As for the internet, once foolishly dreamed of as idealistically non-commercial, the distribution of news and the arts is increasingly based on giving consumers content “for free” in exchange for the right to sell their personal information to advertisers. Here too, the business model violates traditional standards of privacy, albeit with the tacit consent of the audience. I am reminded of a paragraph from a letter that Aldous Huxley wrote in the late 1940s to George Orwell:
“Within the next generation I believe that the world’s leaders will discover that infant conditioning and narco-hypnosis are more efficient, as instruments of government, than clubs and prisons, and that the lust for power can be just as completely satisfied by suggesting people into loving their servitude as by flogging them and kicking them into obedience.”
Which individual within the corporation actually laundered money or manipulated LIBOR or decided arbitrarily to cut the flow of funds to certain people or institutions? It is only when individuals within the corporation directly and personally suffer the consequences of their individual misdeeds that other corporate employees will hesitate before committing similar acts.
There is something awry with the current model of attaining political power too.
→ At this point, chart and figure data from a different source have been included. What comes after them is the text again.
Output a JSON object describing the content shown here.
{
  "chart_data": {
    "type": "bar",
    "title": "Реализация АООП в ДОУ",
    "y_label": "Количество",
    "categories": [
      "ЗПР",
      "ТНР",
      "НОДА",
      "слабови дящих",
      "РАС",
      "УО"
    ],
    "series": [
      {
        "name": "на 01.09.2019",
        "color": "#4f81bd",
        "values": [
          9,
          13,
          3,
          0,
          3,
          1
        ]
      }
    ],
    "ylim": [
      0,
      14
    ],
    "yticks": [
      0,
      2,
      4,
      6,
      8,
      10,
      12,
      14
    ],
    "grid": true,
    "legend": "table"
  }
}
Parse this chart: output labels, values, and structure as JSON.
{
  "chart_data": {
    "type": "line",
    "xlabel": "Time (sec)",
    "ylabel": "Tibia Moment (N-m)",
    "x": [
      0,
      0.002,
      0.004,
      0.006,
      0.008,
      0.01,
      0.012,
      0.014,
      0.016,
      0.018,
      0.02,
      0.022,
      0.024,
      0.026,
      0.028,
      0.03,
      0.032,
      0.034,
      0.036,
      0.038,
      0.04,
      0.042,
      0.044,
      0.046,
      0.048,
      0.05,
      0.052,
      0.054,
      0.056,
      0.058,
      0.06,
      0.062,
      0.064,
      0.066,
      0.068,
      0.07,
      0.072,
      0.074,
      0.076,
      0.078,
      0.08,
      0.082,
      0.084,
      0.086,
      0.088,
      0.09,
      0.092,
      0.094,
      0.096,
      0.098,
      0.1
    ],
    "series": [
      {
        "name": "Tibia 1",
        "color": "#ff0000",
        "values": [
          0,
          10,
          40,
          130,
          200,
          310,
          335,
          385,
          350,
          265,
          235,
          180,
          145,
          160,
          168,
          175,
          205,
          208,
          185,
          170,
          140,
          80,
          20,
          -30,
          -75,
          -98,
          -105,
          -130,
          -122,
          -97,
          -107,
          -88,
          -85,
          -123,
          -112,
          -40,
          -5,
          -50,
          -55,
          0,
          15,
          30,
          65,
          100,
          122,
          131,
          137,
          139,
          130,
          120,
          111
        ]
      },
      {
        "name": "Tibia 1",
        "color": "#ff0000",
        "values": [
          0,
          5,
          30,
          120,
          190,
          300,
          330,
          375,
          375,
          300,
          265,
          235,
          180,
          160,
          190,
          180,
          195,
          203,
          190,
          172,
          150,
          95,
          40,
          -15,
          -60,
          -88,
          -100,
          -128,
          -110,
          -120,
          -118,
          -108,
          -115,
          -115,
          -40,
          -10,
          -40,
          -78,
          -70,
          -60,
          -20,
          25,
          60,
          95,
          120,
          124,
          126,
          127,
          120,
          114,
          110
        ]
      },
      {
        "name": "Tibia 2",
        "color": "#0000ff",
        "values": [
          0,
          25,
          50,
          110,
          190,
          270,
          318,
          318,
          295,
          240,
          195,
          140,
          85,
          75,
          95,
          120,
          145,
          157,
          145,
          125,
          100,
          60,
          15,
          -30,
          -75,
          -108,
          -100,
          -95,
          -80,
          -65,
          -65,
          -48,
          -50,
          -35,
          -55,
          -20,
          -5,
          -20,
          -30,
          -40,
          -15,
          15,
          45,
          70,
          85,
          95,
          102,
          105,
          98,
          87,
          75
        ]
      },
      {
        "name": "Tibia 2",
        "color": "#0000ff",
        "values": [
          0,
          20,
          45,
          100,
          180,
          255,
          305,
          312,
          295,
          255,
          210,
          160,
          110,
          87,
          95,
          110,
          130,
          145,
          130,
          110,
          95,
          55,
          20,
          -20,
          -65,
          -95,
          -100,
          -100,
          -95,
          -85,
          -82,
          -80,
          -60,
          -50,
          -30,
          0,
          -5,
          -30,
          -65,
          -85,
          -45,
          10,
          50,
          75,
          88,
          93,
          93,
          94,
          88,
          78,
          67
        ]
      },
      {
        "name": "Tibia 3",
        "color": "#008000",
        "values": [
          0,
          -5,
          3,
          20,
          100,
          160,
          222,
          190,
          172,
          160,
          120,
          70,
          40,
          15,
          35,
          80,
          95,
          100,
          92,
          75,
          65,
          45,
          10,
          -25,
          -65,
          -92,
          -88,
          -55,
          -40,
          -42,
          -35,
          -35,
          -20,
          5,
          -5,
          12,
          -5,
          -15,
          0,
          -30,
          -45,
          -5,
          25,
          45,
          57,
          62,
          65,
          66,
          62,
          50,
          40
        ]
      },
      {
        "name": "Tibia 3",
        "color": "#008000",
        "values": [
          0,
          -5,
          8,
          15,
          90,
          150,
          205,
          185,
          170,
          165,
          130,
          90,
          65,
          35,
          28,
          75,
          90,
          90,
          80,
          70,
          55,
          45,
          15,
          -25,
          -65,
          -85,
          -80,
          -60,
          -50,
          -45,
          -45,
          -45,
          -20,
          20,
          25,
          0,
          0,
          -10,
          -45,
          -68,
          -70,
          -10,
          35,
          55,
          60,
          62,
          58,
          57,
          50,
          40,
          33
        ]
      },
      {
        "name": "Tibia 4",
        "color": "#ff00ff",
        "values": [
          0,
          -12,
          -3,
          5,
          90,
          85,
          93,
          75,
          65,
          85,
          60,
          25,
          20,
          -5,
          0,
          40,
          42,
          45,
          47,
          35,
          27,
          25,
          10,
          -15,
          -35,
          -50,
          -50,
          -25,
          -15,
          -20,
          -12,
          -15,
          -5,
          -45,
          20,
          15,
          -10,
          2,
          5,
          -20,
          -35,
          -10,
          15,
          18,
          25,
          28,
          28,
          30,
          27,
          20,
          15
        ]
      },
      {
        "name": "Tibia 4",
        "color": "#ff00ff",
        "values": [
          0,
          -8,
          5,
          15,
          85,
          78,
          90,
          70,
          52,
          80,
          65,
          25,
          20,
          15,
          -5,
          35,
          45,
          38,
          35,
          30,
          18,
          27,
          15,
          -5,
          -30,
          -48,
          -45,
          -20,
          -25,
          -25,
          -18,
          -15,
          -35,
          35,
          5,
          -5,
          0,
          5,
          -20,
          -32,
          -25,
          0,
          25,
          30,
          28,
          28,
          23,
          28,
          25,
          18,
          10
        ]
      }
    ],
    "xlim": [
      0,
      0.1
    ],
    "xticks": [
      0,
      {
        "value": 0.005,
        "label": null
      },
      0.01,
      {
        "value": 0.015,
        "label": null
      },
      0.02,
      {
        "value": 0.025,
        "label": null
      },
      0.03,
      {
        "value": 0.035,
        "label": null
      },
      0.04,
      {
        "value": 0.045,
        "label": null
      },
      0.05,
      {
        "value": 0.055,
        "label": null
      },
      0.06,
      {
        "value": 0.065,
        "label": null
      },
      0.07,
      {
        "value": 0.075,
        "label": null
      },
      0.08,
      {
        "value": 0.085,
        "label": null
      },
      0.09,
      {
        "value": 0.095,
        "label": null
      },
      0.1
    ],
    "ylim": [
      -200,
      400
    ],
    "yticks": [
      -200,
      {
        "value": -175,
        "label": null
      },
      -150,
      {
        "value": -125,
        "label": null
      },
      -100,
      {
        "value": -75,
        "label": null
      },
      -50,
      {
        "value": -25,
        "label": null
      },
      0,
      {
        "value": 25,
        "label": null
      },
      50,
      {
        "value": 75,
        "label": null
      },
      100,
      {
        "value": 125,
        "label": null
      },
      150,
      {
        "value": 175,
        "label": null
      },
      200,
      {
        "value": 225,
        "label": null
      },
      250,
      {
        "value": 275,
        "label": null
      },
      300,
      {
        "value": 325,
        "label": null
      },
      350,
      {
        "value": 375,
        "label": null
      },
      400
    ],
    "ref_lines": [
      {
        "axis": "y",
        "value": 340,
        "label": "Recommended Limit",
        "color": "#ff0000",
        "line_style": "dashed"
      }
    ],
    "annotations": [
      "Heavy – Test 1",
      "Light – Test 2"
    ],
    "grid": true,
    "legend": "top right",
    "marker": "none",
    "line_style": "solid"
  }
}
When I grew up in South Africa during the Fifties and Sixties, there were big issues to fight over — one man one vote, the right to live where you wanted, detention without trial — and politicians tried to lead the nation, by persuasion if they could, in the direction they thought was right. Nowadays, where I live, most politicians with a hope of getting elected don’t lead; they try to figure out what positions will make them electable, and then aim to transform themselves into the person that holds those positions. Advertising, of course, plays a big part in achieving this temporary transsubstantiation.
There are giant issues facing the country and the world. It would be wonderful once again to see leaders like the very model leaders of a generation or two ago, men like South Africa’s Mandela and de Klerk and Russia’s Gorbachev, who, rather than fulfilling their preprogrammed destinies, looked at where their country was going and then tried to get one step ahead of fate.